A lot is made of the fact that despite the polls having Labour and the Conservatives at level pegging with each other, and the fact that the electoral system has an inbuilt bias towards the Labour party, the majority of the bets at bookies seem to be going the Tories’ way. Perhaps it is just the 1992 all over again atmosphere of the political terrain at present. Perhaps the punters know something we don’t. Whatever it is, we’ll figure it all out in a few weeks time by default.
I think the polls will stay roughly where they are now until early April: Tories-Labour tied, UKIP still in the teens, Greens between 6 and 8%. After that, I think we could see them go wild, like we did in 2010. But despite what will seem like the randomness of it all at times, the overall pattern that I can see emerging in April is this: shrinking UKIP numbers, Tory polling increasing. At some point during the short campaign, a really bad Labour number will come out, something in the 27% region. The corresponding Conservative figure will be something like 36%, making it that much worse.
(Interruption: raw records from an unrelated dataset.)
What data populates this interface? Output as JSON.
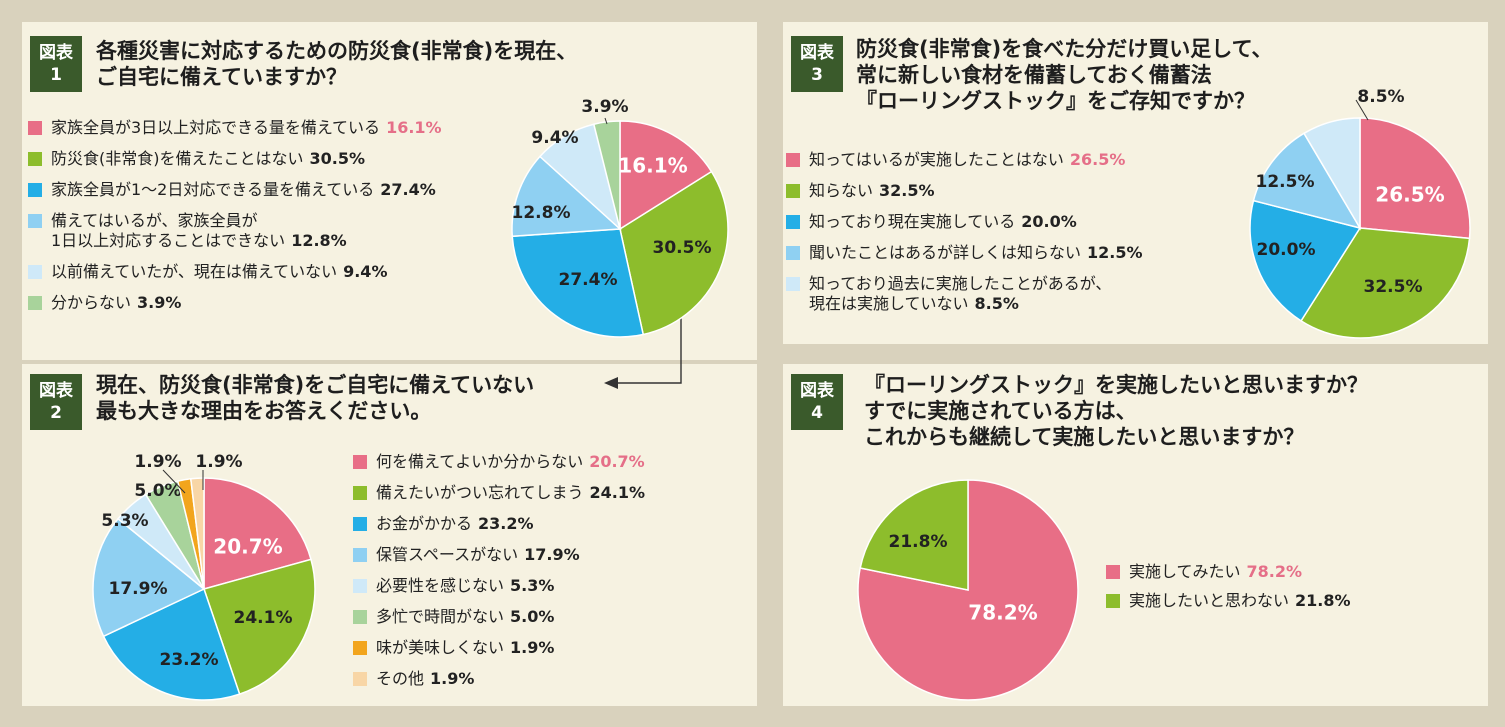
{
  "colors": {
    "pink": "#e86e86",
    "green": "#8dbd2c",
    "blue": "#24aee6",
    "lightblue": "#8fd0f2",
    "paleblue": "#cfe9f8",
    "sage": "#a8d39b",
    "orange": "#f2a51d",
    "peach": "#f8d6a6",
    "badge": "#3a5a2b",
    "highlight": "#e56f88"
  },
  "badge_top": "図表",
  "figures": [
    {
      "number": "1",
      "title": "各種災害に対応するための防災食(非常食)を現在、\nご自宅に備えていますか？"
    },
    {
      "number": "2",
      "title": "現在、防災食(非常食)をご自宅に備えていない\n最も大きな理由をお答えください。"
    },
    {
      "number": "3",
      "title": "防災食(非常食)を食べた分だけ買い足して、\n常に新しい食材を備蓄しておく備蓄法\n『ローリングストック』をご存知ですか？"
    },
    {
      "number": "4",
      "title": "『ローリングストック』を実施したいと思いますか？\nすでに実施されている方は、\nこれからも継続して実施したいと思いますか？"
    }
  ],
  "chart_data": [
    {
      "type": "pie",
      "title": "各種災害に対応するための防災食(非常食)を現在、ご自宅に備えていますか？",
      "unit": "%",
      "slices": [
        {
          "label": "家族全員が3日以上対応できる量を備えている",
          "value": 16.1,
          "display": "16.1%",
          "color": "#e86e86"
        },
        {
          "label": "防災食(非常食)を備えたことはない",
          "value": 30.5,
          "display": "30.5%",
          "color": "#8dbd2c"
        },
        {
          "label": "家族全員が1～2日対応できる量を備えている",
          "value": 27.4,
          "display": "27.4%",
          "color": "#24aee6"
        },
        {
          "label": "備えてはいるが、家族全員が\n1日以上対応することはできない",
          "value": 12.8,
          "display": "12.8%",
          "color": "#8fd0f2"
        },
        {
          "label": "以前備えていたが、現在は備えていない",
          "value": 9.4,
          "display": "9.4%",
          "color": "#cfe9f8"
        },
        {
          "label": "分からない",
          "value": 3.9,
          "display": "3.9%",
          "color": "#a8d39b"
        }
      ]
    },
    {
      "type": "pie",
      "title": "現在、防災食(非常食)をご自宅に備えていない最も大きな理由をお答えください。",
      "unit": "%",
      "slices": [
        {
          "label": "何を備えてよいか分からない",
          "value": 20.7,
          "display": "20.7%",
          "color": "#e86e86"
        },
        {
          "label": "備えたいがつい忘れてしまう",
          "value": 24.1,
          "display": "24.1%",
          "color": "#8dbd2c"
        },
        {
          "label": "お金がかかる",
          "value": 23.2,
          "display": "23.2%",
          "color": "#24aee6"
        },
        {
          "label": "保管スペースがない",
          "value": 17.9,
          "display": "17.9%",
          "color": "#8fd0f2"
        },
        {
          "label": "必要性を感じない",
          "value": 5.3,
          "display": "5.3%",
          "color": "#cfe9f8"
        },
        {
          "label": "多忙で時間がない",
          "value": 5.0,
          "display": "5.0%",
          "color": "#a8d39b"
        },
        {
          "label": "味が美味しくない",
          "value": 1.9,
          "display": "1.9%",
          "color": "#f2a51d"
        },
        {
          "label": "その他",
          "value": 1.9,
          "display": "1.9%",
          "color": "#f8d6a6"
        }
      ]
    },
    {
      "type": "pie",
      "title": "防災食(非常食)を食べた分だけ買い足して、常に新しい食材を備蓄しておく備蓄法『ローリングストック』をご存知ですか？",
      "unit": "%",
      "slices": [
        {
          "label": "知ってはいるが実施したことはない",
          "value": 26.5,
          "display": "26.5%",
          "color": "#e86e86"
        },
        {
          "label": "知らない",
          "value": 32.5,
          "display": "32.5%",
          "color": "#8dbd2c"
        },
        {
          "label": "知っており現在実施している",
          "value": 20.0,
          "display": "20.0%",
          "color": "#24aee6"
        },
        {
          "label": "聞いたことはあるが詳しくは知らない",
          "value": 12.5,
          "display": "12.5%",
          "color": "#8fd0f2"
        },
        {
          "label": "知っており過去に実施したことがあるが、\n現在は実施していない",
          "value": 8.5,
          "display": "8.5%",
          "color": "#cfe9f8"
        }
      ]
    },
    {
      "type": "pie",
      "title": "『ローリングストック』を実施したいと思いますか？すでに実施されている方は、これからも継続して実施したいと思いますか？",
      "unit": "%",
      "slices": [
        {
          "label": "実施してみたい",
          "value": 78.2,
          "display": "78.2%",
          "color": "#e86e86"
        },
        {
          "label": "実施したいと思わない",
          "value": 21.8,
          "display": "21.8%",
          "color": "#8dbd2c"
        }
      ]
    }
  ]
}
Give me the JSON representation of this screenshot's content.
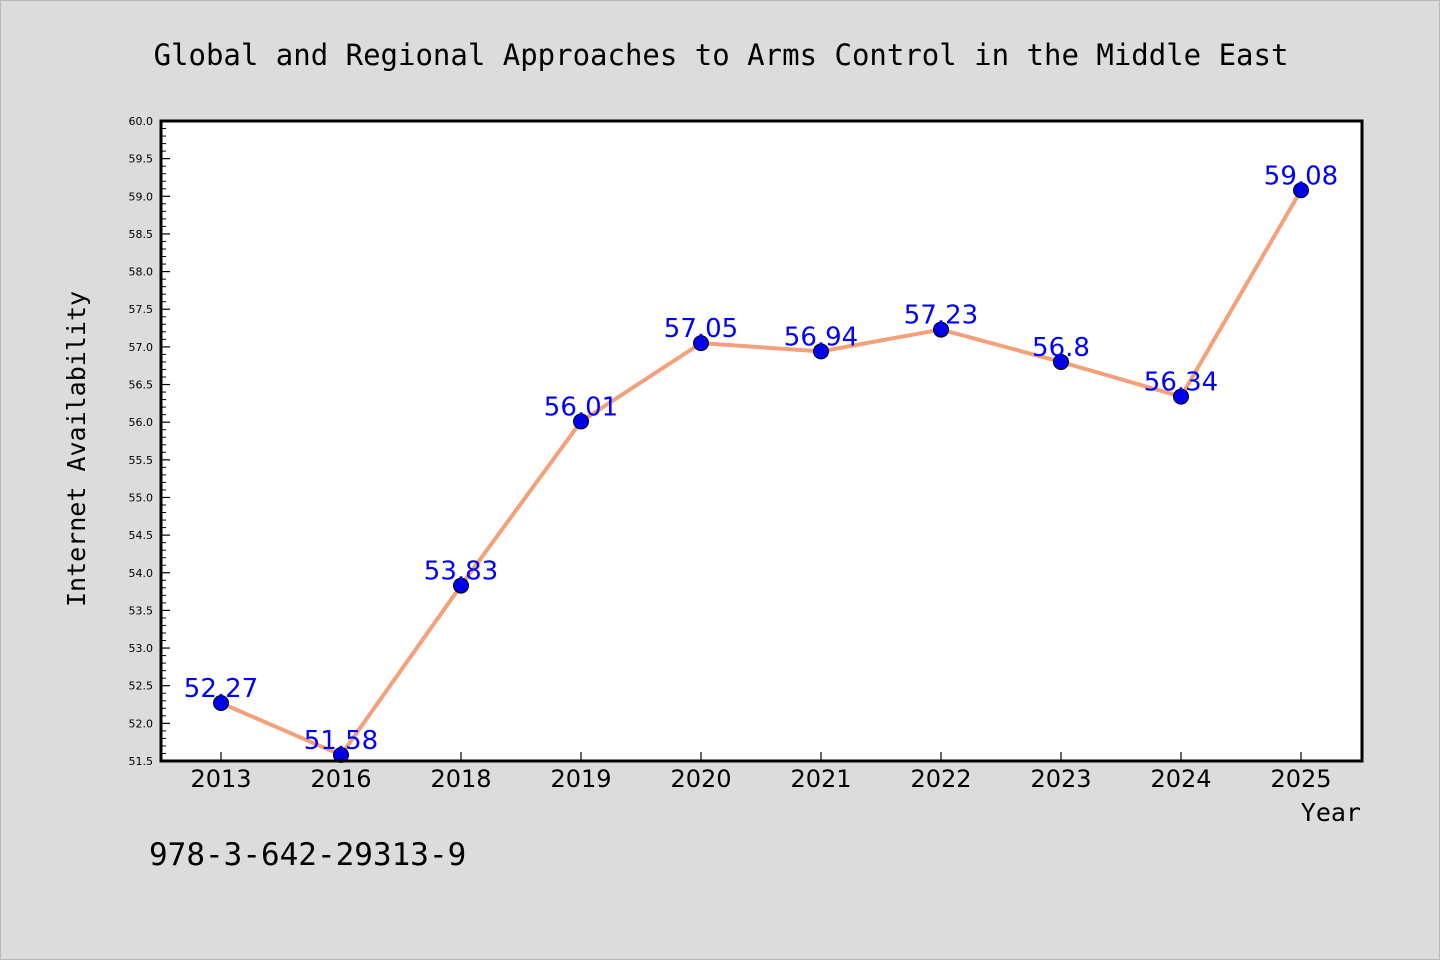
{
  "chart_data": {
    "type": "line",
    "title": "Global and Regional Approaches to Arms Control in the Middle East",
    "xlabel": "Year",
    "ylabel": "Internet Availability",
    "categories": [
      "2013",
      "2016",
      "2018",
      "2019",
      "2020",
      "2021",
      "2022",
      "2023",
      "2024",
      "2025"
    ],
    "series": [
      {
        "values": [
          52.27,
          51.58,
          53.83,
          56.01,
          57.05,
          56.94,
          57.23,
          56.8,
          56.34,
          59.08
        ],
        "labels": [
          "52.27",
          "51.58",
          "53.83",
          "56.01",
          "57.05",
          "56.94",
          "57.23",
          "56.8",
          "56.34",
          "59.08"
        ]
      }
    ],
    "ylim": [
      51.5,
      60.0
    ],
    "ytick_step": 0.5,
    "grid": false,
    "legend": "none",
    "colors": {
      "line": "#f4a07a",
      "marker": "#0000ee",
      "label": "#0000ff",
      "background": "#dcdcdc",
      "plot_area": "#ffffff"
    }
  },
  "footer": {
    "isbn": "978-3-642-29313-9"
  }
}
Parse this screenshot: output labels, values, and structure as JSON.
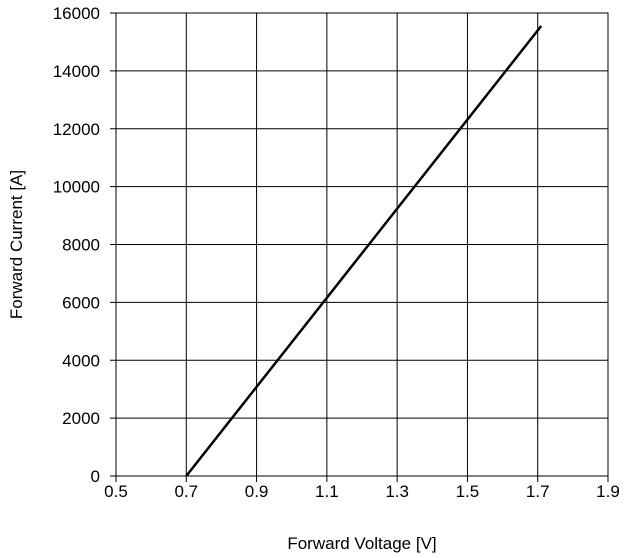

The papers will be filled with “Tory landslide ahead” type headlines as a result. How Labour responds to this will be much more important than what will be largely an outlier in and of itself. I could see Labour really flipping out and making the damage permanent. They need to play a long game and remember that the electoral system works better for them than any other party. Having said this, like I say, I don’t think they will react calmly.
What happens to the Greens and Lib Dem numbers, I’m less sure of. I feel certain the Green number will go down and the Lib Dems up – but how much, I wouldn’t like to guess.
The thing I’m most anxious about polling wise is the Tories pulling ahead by a consistent five or six points on Labour, and then the feeling of a Conservative victory becoming a foregone conclusion. People might be convinced to vote Tory on the basis of wanting to back the winner (a strange phenomenon this, but it is real, depressingly). I have really started to fear the Tories getting back into government again, but not for the reasons most people who would be scared of such a result are. I just don’t want to have to spend two years building up to a pointless EU referendum that will settle nothing whatsoever, while British politics stands still.
Richard Pugh says
Sorry, but I haven’t seen a serious media reaction to either poll. Reaction has been more measured than I had expected, particularly the Telegraph reaction to the recent observer poll. I think both major parties are seriously worried that 32% is their ceiling no matter how hard they try. Will be interesting to see the reality in a couple of months.
Philip Thomas says
Yes, I greatly fear a majority Conservative government, even worse than I fear a coalition between Labour and the SNP. My fears centre on the proposed “British Bill of Rights”.